Early morning fog along the Maine coast on Deer Isle.

Photowalking on the coast of Maine

ANDREW BOYD August 28, 2018

We're off the coast of Maine for our big summer photo trip this year.

It's an amazing place called Deer Isle, an actual island a couple of hours

north of Portland and home to the largest working lobster fleet in the state.

The miracle of Airbnb brought us to a magical cabin tucked into 4 acres

of woods on this island, about a mile from the coastal town of Stonington.

This area isn't all scrubbed clean and pretty for us tourists, although it's pretty enough

all the same. But driving state Highway 15 to the coast is a mix of

pretty New England architecture and hard scrabble fisherman housing,

lobster traps stacked in yards and old weathered lobster buoys littered about.

It's great to see we're in an area that's still hard at work.

Boats on their moorings in the Stonington harbor on Deer Isle.

Boats on their moorings in the Stonington harbor on Deer Isle.

This morning a big fog rolled in and I headed out to photograph. As anyone

that has followed my work knows, there's nothing I like better than a dense foggy

morning. This was one of those.

I started along the working harbor where the docks were almost empty, the

big lobster boats all out working, save for one. (A local had explained

to me yesterday that the lobsters had only recently 'arrived' off the coast

and the fishermen were all hard at it.) The little boats scatttered about

are the small dinghies the loberstermen use to mark their 'moorings,' their

anchorage locations that they rent from the town.

They bring their big boats in, unload their catch at one of the commercial docks,

then either head back out or anchor at their mooring spot, using the small boat to zip to shore.

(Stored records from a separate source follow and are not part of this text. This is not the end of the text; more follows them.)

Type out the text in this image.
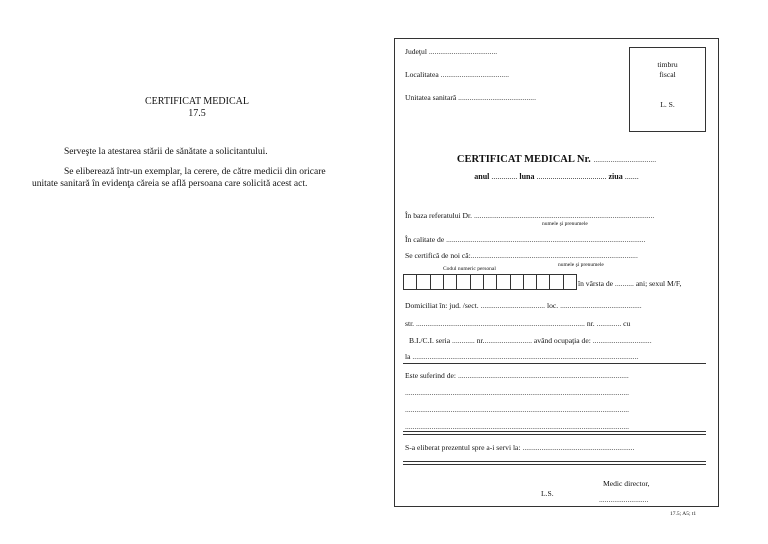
CERTIFICAT MEDICAL
17.5
Serveşte la atestarea stării de sănătate a solicitantului.
Se eliberează într-un exemplar, la cerere, de către medicii din oricare
unitate sanitară în evidenţa căreia se află persoana care solicită acest act.
Judeţul ....................................
Localitatea ....................................
Unitatea sanitară .........................................
timbru
fiscal
L. S.
CERTIFICAT MEDICAL Nr. .................................
anul ............. luna ................................... ziua .......
În baza referatului Dr. ...............................................................................................
numele şi prenumele
În calitate de .........................................................................................................
Se certifică de noi că:........................................................................................
numele şi prenumele
Codul numeric personal
în vârsta de .......... ani; sexul M/F,
Domiciliat în: jud. /sect. .................................. loc. ...........................................
str. ......................................................................................... nr. ............. cu
B.I./C.I. seria ............ nr.......................... având ocupaţia de: ...............................
la .......................................................................................................................
Este suferind de: ..........................................................................................
......................................................................................................................
......................................................................................................................
......................................................................................................................
S-a eliberat prezentul spre a-i servi la: ...........................................................
Medic director,
L.S.
..........................
17.5; A5; t1
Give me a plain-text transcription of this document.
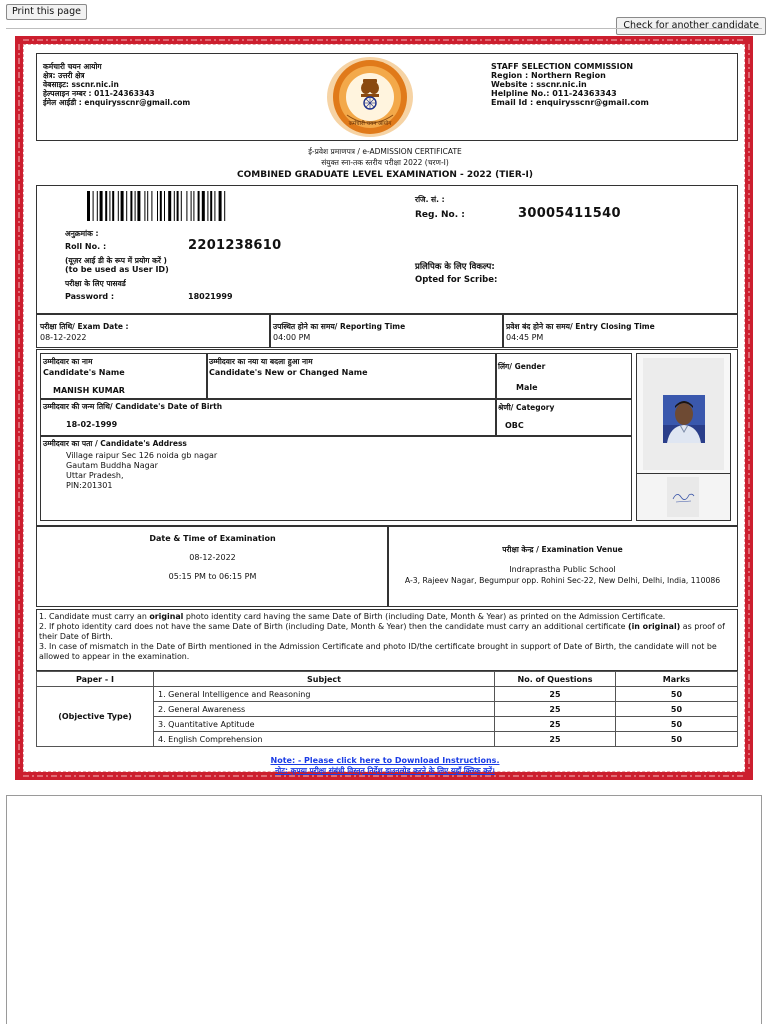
Print this page
Check for another candidate
कर्मचारी चयन आयोग
क्षेत्र: उत्तरी क्षेत्र
वेबसाइट: sscnr.nic.in
हेल्पलाइन नम्बर : 011-24363343
ईमेल आईडी : enquirysscnr@gmail.com
कर्मचारी चयन आयोग
STAFF SELECTION COMMISSION
Region : Northern Region
Website : sscnr.nic.in
Helpline No.: 011-24363343
Email Id : enquirysscnr@gmail.com
ई-प्रवेश प्रमाणपत्र / e-ADMISSION CERTIFICATE
संयुक्त स्ना-तक स्तरीय परीक्षा 2022 (चरण-I)
COMBINED GRADUATE LEVEL EXAMINATION - 2022 (TIER-I)
रजि. सं. :
Reg. No. :	30005411540
अनुक्रमांक :
Roll No. :	2201238610
(यूज़र आई डी के रूप में प्रयोग करें )
(to be used as User ID)	प्रलिपिक के लिए विकल्प:
Opted for Scribe:
परीक्षा के लिए पासवर्ड
Password :	18021999
परीक्षा तिथि/ Exam Date :
08-12-2022
उपस्थित होने का समय/ Reporting Time
04:00 PM
प्रवेश बंद होने का समय/ Entry Closing Time
04:45 PM
उम्मीदवार का नाम
Candidate's Name
MANISH KUMAR
उम्मीदवार का नया या बदला हुआ नाम
Candidate's New or Changed Name
लिंग/ Gender
Male
उम्मीदवार की जन्म तिथि/ Candidate's Date of Birth
18-02-1999
श्रेणी/ Category
OBC
उम्मीदवार का पता / Candidate's Address
Village raipur Sec 126 noida gb nagar
Gautam Buddha Nagar
Uttar Pradesh,
PIN:201301
Date & Time of Examination
08-12-2022
05:15 PM to 06:15 PM
परीक्षा केन्द्र / Examination Venue
Indraprastha Public School
A-3, Rajeev Nagar, Begumpur opp. Rohini Sec-22, New Delhi, Delhi, India, 110086
1. Candidate must carry an original photo identity card having the same Date of Birth (including Date, Month & Year) as printed on the Admission Certificate.
2. If photo identity card does not have the same Date of Birth (including Date, Month & Year) then the candidate must carry an additional certificate (in original) as proof of their Date of Birth.
3. In case of mismatch in the Date of Birth mentioned in the Admission Certificate and photo ID/the certificate brought in support of Date of Birth, the candidate will not be allowed to appear in the examination.
Paper - I	Subject	No. of Questions	Marks
(Objective Type)	1. General Intelligence and Reasoning	25	50
	2. General Awareness	25	50
	3. Quantitative Aptitude	25	50
	4. English Comprehension	25	50
Note: - Please click here to Download Instructions.
नोट: कृपया परीक्षा संबंधी विस्तृत निर्देश डाउनलोड करने के लिए यहाँ क्लिक करें।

From there I headed down the coastal road a bit to a beach access we had spotted

the day before. It was a beautiful cove just west of Stonington.

Here the fog was especially thick and with the tide out, huge granite

boulders revealed. Ragged pines and spruce rise up out of crags in these rocks, somehow

eeking out an existence here.

Seaweed left as the tide receded on the coast at Stonington harbor, Maine.

Seaweed left as the tide receded on the coast at Stonington harbor, Maine.

But the seaweed! Lucious in hues of yellows and browns,

the seaweed drew me like a moth to the flame. I photographed several specimens

from a variety of angles. One huge, flat piece--at least 12 incles wide and six feet long--

lay stranded on a boulder, waiting for the return of the water in about 6 hours.

I was reminded of the work of one of my favorite landscape photographers,

Michael Kenna. His foggy pine images from Asia have always been favorites

of mine.

I will never tire of this work. The quiet. The simplified, flattened and softened fog landscape.

The chance to work through the problem solving that all visual artistry involves--this

is what I live for as a photographer.

 

 

The intense blue of this small working dinghy really dazzled me in the subdued light,.

The intense blue of this small working dinghy really dazzled me in the subdued light,.